Trial reports were analysed for methodologic quality using the criteria of the Cochrane Neonatal Review Group. Results of mortality, oxygenation, short term clinical outcomes (particularly need for ECMO), and long term developmental outcomes were tabulated.


For categorical outcomes, typical estimates for relative risk and risk difference were calculated. For continuous variables, typical estimates for weighted mean difference were calculated. 95% confidence intervals were used. A fixed effect model was assumed for meta-analysis.
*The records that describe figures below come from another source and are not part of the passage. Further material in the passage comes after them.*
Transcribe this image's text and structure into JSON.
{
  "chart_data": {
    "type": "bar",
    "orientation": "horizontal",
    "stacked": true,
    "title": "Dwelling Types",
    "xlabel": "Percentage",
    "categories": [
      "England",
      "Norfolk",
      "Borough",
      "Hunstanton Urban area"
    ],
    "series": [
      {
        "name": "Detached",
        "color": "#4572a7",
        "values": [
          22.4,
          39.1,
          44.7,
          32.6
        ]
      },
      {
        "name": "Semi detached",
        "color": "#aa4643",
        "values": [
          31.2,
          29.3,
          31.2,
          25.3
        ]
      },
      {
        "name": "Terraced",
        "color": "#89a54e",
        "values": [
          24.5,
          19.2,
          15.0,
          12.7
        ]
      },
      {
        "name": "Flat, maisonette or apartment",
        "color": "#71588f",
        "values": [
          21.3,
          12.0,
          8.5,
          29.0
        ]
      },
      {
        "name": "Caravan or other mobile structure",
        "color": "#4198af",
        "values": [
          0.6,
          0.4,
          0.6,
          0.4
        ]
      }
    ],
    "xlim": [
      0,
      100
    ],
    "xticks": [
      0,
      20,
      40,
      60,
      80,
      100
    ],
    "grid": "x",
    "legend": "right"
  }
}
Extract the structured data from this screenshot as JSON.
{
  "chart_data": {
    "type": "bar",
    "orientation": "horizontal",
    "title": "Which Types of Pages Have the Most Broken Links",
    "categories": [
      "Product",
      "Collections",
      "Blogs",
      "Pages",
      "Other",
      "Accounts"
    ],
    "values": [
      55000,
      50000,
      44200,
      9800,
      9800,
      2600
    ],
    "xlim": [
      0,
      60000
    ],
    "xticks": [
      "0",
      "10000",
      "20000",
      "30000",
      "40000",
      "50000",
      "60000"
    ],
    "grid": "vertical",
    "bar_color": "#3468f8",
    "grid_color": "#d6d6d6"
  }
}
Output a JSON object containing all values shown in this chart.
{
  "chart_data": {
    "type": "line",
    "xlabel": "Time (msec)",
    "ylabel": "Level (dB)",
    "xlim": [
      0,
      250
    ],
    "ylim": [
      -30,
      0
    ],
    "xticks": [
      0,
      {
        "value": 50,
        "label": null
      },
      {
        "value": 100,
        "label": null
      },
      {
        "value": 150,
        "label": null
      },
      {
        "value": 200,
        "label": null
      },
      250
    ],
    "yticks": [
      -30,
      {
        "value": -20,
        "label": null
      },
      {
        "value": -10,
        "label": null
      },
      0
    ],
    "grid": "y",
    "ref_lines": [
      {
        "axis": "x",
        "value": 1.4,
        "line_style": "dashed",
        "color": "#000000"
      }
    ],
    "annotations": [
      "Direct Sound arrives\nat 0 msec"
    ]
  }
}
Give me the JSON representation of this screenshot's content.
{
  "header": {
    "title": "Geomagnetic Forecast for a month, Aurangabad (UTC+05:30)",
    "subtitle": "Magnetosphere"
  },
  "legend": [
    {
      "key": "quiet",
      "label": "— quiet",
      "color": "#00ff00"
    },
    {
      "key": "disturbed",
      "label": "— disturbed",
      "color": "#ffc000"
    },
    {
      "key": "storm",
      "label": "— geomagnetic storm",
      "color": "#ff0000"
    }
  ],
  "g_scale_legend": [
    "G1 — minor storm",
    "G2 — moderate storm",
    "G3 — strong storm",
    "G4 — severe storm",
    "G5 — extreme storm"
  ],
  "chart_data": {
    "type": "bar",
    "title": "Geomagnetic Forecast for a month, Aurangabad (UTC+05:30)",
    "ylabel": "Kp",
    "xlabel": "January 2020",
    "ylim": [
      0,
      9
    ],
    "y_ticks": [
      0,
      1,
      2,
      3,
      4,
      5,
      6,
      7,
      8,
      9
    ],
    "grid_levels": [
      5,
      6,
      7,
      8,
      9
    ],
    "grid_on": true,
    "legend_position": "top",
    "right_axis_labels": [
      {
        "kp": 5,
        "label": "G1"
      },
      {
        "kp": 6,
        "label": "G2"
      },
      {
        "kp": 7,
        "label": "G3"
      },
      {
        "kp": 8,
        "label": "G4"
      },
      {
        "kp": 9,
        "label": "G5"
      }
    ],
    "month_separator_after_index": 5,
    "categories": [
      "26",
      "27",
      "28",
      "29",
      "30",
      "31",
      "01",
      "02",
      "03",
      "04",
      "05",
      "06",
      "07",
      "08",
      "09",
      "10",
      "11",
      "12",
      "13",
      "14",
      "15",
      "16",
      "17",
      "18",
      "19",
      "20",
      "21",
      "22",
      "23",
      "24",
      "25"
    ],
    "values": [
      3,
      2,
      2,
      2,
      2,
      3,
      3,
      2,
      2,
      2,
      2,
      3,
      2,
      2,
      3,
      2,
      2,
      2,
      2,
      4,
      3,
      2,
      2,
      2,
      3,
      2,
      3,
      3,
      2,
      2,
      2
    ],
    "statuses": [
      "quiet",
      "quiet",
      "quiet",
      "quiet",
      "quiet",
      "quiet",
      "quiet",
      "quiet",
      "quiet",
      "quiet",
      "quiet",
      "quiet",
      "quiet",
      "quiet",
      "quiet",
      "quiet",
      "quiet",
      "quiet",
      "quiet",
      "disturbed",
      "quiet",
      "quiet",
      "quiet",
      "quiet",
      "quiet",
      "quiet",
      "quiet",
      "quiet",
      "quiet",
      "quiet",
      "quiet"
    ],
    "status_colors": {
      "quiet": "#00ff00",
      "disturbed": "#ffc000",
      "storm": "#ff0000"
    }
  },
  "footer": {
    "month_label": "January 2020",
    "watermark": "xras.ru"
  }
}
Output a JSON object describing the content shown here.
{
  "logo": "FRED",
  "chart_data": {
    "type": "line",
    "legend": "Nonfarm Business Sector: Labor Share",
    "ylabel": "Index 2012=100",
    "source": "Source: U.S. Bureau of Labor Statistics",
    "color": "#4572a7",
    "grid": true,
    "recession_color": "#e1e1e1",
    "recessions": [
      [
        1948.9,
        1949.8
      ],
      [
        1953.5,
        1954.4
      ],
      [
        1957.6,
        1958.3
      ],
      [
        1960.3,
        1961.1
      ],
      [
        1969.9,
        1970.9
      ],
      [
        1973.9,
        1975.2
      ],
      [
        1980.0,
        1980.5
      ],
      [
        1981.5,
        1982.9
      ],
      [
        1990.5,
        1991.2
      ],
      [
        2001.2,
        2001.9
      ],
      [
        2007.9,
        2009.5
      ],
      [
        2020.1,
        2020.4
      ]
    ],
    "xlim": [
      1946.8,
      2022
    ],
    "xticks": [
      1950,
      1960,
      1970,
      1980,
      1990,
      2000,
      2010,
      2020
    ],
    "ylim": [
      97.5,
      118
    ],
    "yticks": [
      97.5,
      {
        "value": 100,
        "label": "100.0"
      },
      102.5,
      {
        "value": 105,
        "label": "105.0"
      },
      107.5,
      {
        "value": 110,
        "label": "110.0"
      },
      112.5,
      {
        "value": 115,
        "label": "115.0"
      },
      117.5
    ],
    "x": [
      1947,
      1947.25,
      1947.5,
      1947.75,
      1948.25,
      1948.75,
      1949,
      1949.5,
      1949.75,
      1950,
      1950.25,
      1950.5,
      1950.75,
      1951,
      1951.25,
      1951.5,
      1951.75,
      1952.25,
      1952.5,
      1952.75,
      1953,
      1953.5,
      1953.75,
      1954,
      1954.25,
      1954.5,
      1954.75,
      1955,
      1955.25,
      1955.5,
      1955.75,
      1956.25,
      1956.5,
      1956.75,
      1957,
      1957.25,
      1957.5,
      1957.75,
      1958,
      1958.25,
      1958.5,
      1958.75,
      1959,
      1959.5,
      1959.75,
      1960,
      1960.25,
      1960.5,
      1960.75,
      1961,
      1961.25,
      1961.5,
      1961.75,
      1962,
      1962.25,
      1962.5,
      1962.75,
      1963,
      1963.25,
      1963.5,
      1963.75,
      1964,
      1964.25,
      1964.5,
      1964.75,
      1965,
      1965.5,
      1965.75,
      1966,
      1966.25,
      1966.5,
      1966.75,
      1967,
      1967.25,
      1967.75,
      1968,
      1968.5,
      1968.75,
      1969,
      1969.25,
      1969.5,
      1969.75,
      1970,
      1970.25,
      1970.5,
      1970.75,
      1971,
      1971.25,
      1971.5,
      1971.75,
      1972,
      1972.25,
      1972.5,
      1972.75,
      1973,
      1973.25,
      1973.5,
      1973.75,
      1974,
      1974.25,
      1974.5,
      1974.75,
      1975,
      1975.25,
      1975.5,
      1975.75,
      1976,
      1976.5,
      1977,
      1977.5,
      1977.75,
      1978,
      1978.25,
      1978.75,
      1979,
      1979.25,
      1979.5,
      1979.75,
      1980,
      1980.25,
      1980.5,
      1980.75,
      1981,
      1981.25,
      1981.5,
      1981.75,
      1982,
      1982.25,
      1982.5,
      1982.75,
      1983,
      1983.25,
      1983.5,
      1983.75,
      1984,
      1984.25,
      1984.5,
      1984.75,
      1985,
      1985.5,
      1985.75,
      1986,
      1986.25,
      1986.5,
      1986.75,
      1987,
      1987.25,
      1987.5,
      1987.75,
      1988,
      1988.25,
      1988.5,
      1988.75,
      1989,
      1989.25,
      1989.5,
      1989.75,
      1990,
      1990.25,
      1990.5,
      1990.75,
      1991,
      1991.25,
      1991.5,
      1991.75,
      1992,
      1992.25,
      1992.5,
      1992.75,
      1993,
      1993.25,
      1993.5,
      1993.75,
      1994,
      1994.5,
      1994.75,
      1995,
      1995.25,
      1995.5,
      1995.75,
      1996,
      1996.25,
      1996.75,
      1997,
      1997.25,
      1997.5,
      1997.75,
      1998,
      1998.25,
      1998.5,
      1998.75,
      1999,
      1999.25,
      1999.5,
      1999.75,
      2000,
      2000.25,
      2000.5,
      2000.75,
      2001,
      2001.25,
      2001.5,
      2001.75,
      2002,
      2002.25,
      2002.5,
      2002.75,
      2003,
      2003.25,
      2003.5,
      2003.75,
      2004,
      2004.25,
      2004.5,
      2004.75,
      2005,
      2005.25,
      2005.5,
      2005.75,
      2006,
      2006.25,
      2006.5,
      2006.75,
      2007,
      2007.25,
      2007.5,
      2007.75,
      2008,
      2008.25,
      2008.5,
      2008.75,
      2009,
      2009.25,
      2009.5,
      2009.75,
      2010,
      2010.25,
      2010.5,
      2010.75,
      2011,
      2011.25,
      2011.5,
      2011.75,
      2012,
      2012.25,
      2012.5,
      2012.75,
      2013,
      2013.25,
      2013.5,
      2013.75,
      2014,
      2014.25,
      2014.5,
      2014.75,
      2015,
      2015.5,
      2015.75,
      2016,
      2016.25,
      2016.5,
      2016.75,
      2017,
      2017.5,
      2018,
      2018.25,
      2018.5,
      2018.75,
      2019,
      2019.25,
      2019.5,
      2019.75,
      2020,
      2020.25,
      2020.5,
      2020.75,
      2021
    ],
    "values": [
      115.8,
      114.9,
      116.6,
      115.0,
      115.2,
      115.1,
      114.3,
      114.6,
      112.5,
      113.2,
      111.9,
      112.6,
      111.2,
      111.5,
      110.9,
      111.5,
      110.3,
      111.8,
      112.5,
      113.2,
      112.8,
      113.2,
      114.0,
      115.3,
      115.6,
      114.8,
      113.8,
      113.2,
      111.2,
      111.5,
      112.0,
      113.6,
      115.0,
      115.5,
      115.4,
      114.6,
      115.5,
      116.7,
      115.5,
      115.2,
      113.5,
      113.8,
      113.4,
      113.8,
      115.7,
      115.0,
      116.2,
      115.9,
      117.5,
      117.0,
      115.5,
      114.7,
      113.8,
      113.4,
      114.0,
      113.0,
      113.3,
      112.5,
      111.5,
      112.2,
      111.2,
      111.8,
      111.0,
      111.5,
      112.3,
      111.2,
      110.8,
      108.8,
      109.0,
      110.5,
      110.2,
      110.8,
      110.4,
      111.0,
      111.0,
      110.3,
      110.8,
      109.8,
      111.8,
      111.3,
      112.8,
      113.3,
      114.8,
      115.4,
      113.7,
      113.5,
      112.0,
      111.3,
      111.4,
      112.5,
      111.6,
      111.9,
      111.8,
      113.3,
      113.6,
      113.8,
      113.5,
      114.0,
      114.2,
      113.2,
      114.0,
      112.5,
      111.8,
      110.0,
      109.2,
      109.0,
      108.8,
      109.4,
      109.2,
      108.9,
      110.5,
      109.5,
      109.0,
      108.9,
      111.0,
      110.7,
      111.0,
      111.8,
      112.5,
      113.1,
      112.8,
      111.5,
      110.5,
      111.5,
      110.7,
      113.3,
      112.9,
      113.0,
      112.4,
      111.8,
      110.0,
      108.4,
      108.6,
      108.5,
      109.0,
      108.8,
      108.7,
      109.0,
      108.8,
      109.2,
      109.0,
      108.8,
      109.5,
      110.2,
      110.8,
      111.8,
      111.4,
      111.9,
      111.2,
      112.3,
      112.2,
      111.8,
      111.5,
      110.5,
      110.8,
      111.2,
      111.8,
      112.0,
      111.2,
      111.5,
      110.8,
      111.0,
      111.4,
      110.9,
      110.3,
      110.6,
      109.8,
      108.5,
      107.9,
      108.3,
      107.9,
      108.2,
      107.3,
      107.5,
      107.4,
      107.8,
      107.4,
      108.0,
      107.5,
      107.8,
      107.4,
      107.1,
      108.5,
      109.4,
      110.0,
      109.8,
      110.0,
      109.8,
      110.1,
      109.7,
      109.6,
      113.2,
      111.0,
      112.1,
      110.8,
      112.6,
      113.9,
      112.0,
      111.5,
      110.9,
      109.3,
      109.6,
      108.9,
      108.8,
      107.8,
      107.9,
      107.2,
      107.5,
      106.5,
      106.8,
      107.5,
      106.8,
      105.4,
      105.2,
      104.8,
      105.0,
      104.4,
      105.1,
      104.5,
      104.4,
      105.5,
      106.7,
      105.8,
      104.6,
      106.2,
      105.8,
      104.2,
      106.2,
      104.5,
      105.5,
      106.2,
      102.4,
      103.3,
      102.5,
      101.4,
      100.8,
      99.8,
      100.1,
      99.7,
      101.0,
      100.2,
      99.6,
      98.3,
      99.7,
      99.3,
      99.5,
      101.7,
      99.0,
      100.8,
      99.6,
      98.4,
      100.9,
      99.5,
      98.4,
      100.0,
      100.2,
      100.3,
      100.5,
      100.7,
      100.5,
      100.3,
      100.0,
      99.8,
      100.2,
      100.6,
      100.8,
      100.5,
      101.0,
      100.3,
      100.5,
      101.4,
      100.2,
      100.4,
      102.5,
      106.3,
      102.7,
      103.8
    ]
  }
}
Fourteen eligible randomized controlled studies were found in term and near term infants with hypoxia. Seven of the trials compared iNO to control (placebo or standard care without iNO) in infants with moderate or severe severity of illness scores. Four of the trials compared iNO to control, but allowed back up treatment with iNO if the infants continued to satisfy the same criteria for severity of illness after a defined period of time. Two trials enrolled infants with moderate severity of illness score (OI or AaDO2) and randomized to immediate iNO treatment or iNO treatment only if they deteriorated to more severe criteria. One trial studied only infants with congenital diaphragmatic hernia (Ninos 1997), and one trial enrolled both preterm and term infants (Mercier 1998), but reported the majority of the results separately for the two groups. Inhaled nitric oxide appears to improve outcome in hypoxaemic term and near term infants by reducing the incidence of the combined endpoint of death or need for ECMO. The reduction seems to be entirely a reduction in need for ECMO; mortality is not reduced. Oxygenation improves in approximately 50% of infants receiving nitric oxide. The Oxygenation Index decreases by a (weighted) mean of 15.1 within 30 to 60 minutes after commencing therapy and PaO2 increases by a mean of 53 mmHg. Whether infants have clear echocardiographic evidence of persistent pulmonary hypertension of the newborn (PPHN) or not does not appear to affect outcome. The outcome of infants with diaphragmatic hernia was not improved; indeed there is a suggestion that outcome was slightly worsened. The incidence of disability, incidence of deafness and infant development scores are all similar between tested survivors who received nitric oxide or not.


On the evidence presently available, it appears reasonable to use inhaled nitric oxide in an initial concentration of 20 ppm for term and near term infants with hypoxic respiratory failure who do not have a diaphragmatic hernia.